Reputation:
Is there any way we could extract values from describe function in python ?
for an example i have this table
basicprofiling = pdf.toPandas().describe()
product Bs_type country period table_name
count 200 200 200 200 200
unique 2 1 1 1 2
top Deposits Retail vietnam daily animal
freq 100 200 200 200 100
lets say i would want to extract and print product count,unique no and total type. is this achievable ?

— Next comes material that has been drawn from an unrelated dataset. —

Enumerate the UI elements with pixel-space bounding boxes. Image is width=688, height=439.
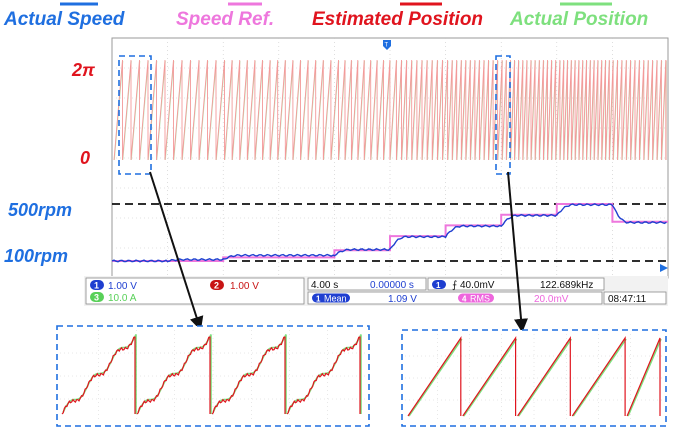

this is what i tried basicprofiling.select('prf_product') but it is returning error on str not callable
Upvotes: 2
Views: 2996
Reputation: 3631
Describe returns a DataFrame where the summary names are the index, so you can access all the counts (for example) using loc
, like this:
import numpy as np
import pandas as pd
df = pd.DataFrame(np.array([[1, 2, 3], [4, 5, 6], [7, 8, 9]]), columns=['a', 'b', 'c'])
data = df.describe()
data.loc['count']
And individual values like this:
data.loc["count","a"]
Upvotes: 1
Reputation: 403
If you run this line, you will see that
print(type(df.describe()))
actually returns a dataframe:
<class 'pandas.core.frame.DataFrame'>
So you can access values inside like you would a regular dataframe:
df = pd.DataFrame({"a":[1,4],"b":[2,1],"c":[7,9],"d":[1,3]})

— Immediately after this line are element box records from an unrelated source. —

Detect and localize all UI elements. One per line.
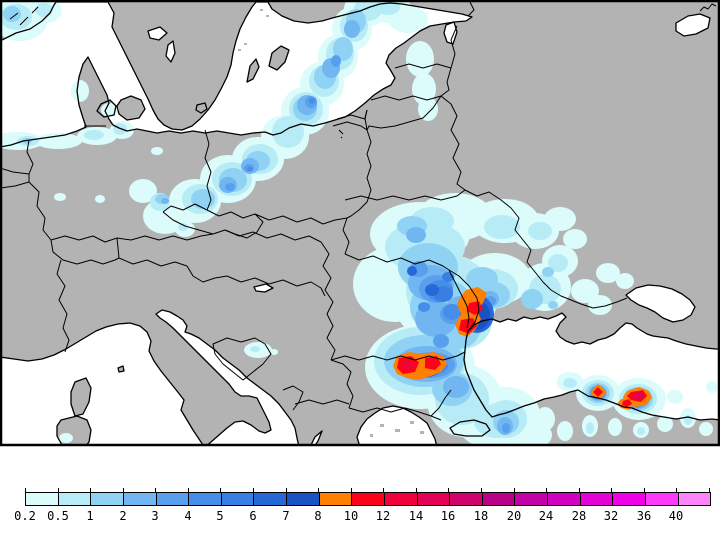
legend-tick — [58, 488, 59, 492]
legend-tick-label: 10 — [343, 509, 359, 523]
legend-segment-10 — [351, 493, 384, 505]
legend-tick-label: 12 — [375, 509, 391, 523]
colorbar-labels: 0.2 0.5 1 2 3 4 5 6 7 8 10 12 14 16 18 20 24 28 32 36 40 — [14, 509, 717, 523]
country-borders — [2, 2, 717, 421]
legend-tick-label: 14 — [408, 509, 424, 523]
legend-tick — [611, 488, 612, 492]
legend-segment-8 — [318, 493, 352, 505]
legend-tick-label: 5 — [216, 509, 224, 523]
legend-segment-7 — [286, 493, 319, 505]
legend-tick — [546, 488, 547, 492]
legend-tick — [579, 488, 580, 492]
legend-segment-18 — [481, 493, 515, 505]
precip-level-12-crimson — [401, 361, 414, 370]
legend-tick — [448, 488, 449, 492]
legend-segment-5 — [220, 493, 254, 505]
legend-segment-28 — [579, 493, 613, 505]
legend-tick — [416, 488, 417, 492]
colorbar-ticks — [25, 488, 711, 492]
legend-tick-label: 36 — [636, 509, 652, 523]
legend-tick — [155, 488, 156, 492]
legend-tick-label: 28 — [571, 509, 587, 523]
legend-tick — [676, 488, 677, 492]
legend-segment-0.5 — [57, 493, 91, 505]
legend-tick-label: 32 — [603, 509, 619, 523]
legend-segment-20 — [514, 493, 547, 505]
legend-tick-label: 0.5 — [47, 509, 69, 523]
legend-segment-2 — [122, 493, 156, 505]
legend-tick-label: 20 — [506, 509, 522, 523]
legend-tick — [481, 488, 482, 492]
legend-tick-label: 24 — [538, 509, 554, 523]
legend-segment-1 — [90, 493, 123, 505]
legend-segment-3 — [155, 493, 189, 505]
legend-tick-label: 6 — [249, 509, 257, 523]
legend-tick-label: 1 — [86, 509, 94, 523]
legend-tick — [123, 488, 124, 492]
legend-segment-14 — [416, 493, 450, 505]
legend-tick-label: 4 — [184, 509, 192, 523]
legend-tick-label: 7 — [282, 509, 290, 523]
legend-tick-label: 3 — [151, 509, 159, 523]
legend-tick-label: 40 — [668, 509, 684, 523]
legend-tick-label: 16 — [440, 509, 456, 523]
legend-tick-label: 2 — [119, 509, 127, 523]
legend-tick — [383, 488, 384, 492]
legend-segment-24 — [547, 493, 580, 505]
precipitation-overlay — [2, 2, 718, 445]
legend-segment-0.2 — [26, 493, 58, 505]
precip-level-10-red — [397, 301, 647, 407]
legend-tick — [25, 488, 26, 492]
precipitation-colorbar — [25, 492, 711, 506]
legend-tick-label: 18 — [473, 509, 489, 523]
europe-precipitation-map — [0, 0, 720, 447]
legend-tick — [514, 488, 515, 492]
legend-tick — [253, 488, 254, 492]
legend-segment-40 — [677, 493, 711, 505]
legend-tick — [286, 488, 287, 492]
legend-tick-label: 0.2 — [14, 509, 36, 523]
legend-segment-4 — [188, 493, 221, 505]
legend-tick — [188, 488, 189, 492]
legend-tick — [709, 488, 710, 492]
legend-segment-32 — [612, 493, 645, 505]
legend-segment-6 — [253, 493, 286, 505]
legend-tick — [318, 488, 319, 492]
legend-segment-16 — [449, 493, 482, 505]
legend-tick — [90, 488, 91, 492]
legend-segment-12 — [383, 493, 417, 505]
legend-tick-label: 8 — [314, 509, 322, 523]
legend-segment-36 — [644, 493, 678, 505]
precip-level-14-crimson — [633, 392, 644, 400]
legend-tick — [351, 488, 352, 492]
legend-tick — [644, 488, 645, 492]
legend-tick — [220, 488, 221, 492]
map-frame — [0, 0, 720, 447]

print(df.describe()['a']['count'])
The output will be: 2.0
Upvotes: 0
Reputation: 39072
You can use to_frame()
to get a DataFrame from the Series (output of describe
) and then .T
to tranaform the Series indices to column names. Then you can simply access the values you want. For example
s = pd.Series(['a', 'a', 'b', 'c'])
basicprofiling = s.describe().to_frame().T
print (basicprofiling['count'], basicprofiling['unique'])
# 4, 3
Upvotes: 0